Villa Mirabellino, Neoklassizistische Villa im Parco di Monza, Italien
Villa Mirabellino ist ein neoklassizistisches Gebäude im Park von Monza mit einer U-förmigen Struktur, deren Mittelteil zwei Geschosse hat und von niedrigeren Seitenflügeln flankiert wird. Die Ostseite des Gebäudes wird durch dorische Säulen geprägt, die der gesamten Komposition Eleganz verleihen.
Kardinal Angelo Maria Durini ließ die Villa 1776 von Architekt Giulio Gallioni errichten, um ein Pendant zu der bereits bestehenden Villa Mirabello zu schaffen. Damit entstand ein Paar von Residenzen, die zusammen das kulturelle und architektonische Gefüge des Parks bereicherten.
Die Villa war im 18. Jahrhundert ein Treffpunkt für Künstler und Gelehrte, die sich hier zu Lesungen und Diskussionen versammelten. Diese Rolle als Kulturort prägt bis heute die Wahrnehmung des Ortes im Park von Monza.
Das Gebäude steht derzeit leer und kann von außen im Park besichtigt werden, während ein Besuch am besten von Monza aus mit dem Zug oder dem Bus erfolgt. Die beste Zeit ist das ganze Jahr über, und der Park bietet viele Wege und offene Bereiche zum Erkunden.
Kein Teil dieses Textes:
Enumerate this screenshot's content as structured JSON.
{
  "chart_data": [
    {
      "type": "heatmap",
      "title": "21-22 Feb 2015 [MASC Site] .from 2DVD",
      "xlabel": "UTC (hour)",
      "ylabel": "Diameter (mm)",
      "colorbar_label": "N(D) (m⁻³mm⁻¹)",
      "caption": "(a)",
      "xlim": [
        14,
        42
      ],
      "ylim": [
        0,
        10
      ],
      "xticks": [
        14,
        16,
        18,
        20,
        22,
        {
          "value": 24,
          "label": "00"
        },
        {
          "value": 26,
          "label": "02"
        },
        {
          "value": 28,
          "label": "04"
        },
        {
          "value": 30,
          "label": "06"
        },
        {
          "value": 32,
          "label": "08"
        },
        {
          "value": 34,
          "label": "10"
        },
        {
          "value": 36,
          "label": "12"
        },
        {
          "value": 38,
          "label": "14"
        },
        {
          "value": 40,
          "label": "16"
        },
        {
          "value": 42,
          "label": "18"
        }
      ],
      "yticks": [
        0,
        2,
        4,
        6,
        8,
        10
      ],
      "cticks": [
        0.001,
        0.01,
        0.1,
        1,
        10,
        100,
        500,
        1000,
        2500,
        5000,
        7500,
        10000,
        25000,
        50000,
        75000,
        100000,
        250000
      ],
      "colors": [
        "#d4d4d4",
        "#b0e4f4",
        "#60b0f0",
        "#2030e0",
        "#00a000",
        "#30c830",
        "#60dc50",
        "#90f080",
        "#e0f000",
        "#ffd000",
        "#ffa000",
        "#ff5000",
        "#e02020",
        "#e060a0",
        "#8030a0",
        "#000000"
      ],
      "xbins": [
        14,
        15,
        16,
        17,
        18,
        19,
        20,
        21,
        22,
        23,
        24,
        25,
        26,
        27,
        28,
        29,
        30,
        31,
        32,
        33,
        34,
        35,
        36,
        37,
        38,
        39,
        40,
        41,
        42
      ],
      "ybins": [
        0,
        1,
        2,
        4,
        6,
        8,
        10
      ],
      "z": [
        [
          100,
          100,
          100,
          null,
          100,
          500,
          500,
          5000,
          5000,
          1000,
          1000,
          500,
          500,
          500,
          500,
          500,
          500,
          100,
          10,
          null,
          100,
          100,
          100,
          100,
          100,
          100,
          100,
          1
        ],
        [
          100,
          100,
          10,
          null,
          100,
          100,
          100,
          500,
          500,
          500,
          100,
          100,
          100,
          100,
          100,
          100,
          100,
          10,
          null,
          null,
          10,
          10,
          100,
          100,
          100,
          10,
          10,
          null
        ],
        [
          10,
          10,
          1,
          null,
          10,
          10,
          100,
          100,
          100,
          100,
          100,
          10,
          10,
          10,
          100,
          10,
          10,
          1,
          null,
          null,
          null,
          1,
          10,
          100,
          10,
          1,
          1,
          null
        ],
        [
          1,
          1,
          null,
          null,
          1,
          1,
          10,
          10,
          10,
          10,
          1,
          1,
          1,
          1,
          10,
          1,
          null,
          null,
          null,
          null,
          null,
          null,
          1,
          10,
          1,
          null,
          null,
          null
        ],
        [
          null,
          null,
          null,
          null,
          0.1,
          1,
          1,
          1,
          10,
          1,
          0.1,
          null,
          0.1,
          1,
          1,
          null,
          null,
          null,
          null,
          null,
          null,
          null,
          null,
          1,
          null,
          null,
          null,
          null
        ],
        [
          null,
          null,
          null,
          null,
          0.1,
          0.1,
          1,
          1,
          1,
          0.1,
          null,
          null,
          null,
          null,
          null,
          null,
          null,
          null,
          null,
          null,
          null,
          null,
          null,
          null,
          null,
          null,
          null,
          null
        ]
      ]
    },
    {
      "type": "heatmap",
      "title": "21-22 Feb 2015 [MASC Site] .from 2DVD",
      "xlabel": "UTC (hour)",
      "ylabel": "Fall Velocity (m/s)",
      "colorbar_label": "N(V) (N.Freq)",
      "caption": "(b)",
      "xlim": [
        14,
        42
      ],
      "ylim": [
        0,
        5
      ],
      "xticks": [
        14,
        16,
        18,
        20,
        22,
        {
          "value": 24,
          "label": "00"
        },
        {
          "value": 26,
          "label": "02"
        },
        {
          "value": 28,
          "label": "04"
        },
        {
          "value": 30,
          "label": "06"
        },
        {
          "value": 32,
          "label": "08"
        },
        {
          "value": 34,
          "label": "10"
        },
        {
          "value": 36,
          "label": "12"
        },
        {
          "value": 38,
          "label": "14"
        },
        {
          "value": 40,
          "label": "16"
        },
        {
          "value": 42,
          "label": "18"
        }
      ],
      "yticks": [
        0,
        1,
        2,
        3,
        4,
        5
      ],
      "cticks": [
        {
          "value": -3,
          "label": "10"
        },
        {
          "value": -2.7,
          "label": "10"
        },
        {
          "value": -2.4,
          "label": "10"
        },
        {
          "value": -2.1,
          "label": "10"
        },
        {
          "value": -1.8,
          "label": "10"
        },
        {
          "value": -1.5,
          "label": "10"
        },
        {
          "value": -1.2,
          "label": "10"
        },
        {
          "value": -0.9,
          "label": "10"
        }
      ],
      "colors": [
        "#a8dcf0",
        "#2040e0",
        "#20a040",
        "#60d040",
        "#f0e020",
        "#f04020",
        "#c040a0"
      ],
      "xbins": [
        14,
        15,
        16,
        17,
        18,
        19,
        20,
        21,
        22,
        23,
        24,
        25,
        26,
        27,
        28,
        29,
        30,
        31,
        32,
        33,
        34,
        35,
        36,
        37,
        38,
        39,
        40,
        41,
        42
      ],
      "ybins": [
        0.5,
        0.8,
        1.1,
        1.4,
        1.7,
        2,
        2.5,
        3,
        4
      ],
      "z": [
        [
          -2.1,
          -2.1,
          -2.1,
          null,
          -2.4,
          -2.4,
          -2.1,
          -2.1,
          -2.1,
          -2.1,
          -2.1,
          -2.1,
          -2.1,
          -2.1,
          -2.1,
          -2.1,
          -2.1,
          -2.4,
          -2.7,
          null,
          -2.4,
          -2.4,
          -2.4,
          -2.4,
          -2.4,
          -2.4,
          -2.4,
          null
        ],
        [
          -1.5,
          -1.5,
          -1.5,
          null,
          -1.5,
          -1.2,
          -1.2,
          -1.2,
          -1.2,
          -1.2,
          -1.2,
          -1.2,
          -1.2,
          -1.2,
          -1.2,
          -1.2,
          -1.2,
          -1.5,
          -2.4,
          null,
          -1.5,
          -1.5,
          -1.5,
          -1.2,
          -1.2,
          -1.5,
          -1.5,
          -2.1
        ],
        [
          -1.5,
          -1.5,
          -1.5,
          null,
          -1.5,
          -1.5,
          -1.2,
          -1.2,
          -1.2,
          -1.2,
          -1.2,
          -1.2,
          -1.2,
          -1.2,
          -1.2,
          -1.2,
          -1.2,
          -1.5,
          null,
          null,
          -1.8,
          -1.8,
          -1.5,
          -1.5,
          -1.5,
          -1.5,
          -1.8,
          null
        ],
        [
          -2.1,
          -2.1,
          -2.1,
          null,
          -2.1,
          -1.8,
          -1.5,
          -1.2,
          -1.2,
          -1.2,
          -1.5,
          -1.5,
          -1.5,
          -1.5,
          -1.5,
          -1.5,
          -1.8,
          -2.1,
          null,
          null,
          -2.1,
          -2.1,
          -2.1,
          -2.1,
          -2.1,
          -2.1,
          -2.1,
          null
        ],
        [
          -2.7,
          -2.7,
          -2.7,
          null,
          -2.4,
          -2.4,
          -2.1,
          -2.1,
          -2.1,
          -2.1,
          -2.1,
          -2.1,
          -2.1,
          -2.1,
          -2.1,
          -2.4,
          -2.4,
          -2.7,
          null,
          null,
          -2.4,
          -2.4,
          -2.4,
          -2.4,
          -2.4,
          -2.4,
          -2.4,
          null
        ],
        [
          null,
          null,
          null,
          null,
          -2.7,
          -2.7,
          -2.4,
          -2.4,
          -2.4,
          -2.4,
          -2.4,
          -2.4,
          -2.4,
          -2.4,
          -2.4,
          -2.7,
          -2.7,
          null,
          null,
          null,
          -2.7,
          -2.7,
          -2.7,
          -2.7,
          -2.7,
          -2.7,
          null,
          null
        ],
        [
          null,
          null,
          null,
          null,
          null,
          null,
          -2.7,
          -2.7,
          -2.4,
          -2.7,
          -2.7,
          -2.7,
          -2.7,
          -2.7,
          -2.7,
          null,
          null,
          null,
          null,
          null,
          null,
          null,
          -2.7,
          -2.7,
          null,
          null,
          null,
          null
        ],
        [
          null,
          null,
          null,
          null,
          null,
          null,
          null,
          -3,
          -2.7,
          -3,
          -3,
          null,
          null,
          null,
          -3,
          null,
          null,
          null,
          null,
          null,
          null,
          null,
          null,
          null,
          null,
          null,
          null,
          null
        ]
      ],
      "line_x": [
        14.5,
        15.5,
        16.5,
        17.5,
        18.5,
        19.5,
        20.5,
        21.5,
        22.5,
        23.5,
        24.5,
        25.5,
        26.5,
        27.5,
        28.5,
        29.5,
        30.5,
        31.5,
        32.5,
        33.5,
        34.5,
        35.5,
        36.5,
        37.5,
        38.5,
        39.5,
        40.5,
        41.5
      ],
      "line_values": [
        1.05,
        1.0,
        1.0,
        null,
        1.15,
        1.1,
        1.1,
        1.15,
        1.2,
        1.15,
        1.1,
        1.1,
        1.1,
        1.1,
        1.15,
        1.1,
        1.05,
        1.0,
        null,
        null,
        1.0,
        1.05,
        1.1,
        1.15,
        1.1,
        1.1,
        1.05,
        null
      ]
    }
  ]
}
Früher führte eine von Hainbuchen gesäumte Allee von dieser Villa zur benachbarten Villa Mirabello und schuf eine physische und sichtbare Verbindung zwischen den beiden Gebäuden. Heute ist diese Allee nicht mehr vorhanden, doch die räumliche Beziehung zwischen beiden Bauwerken bleibt erkennbar.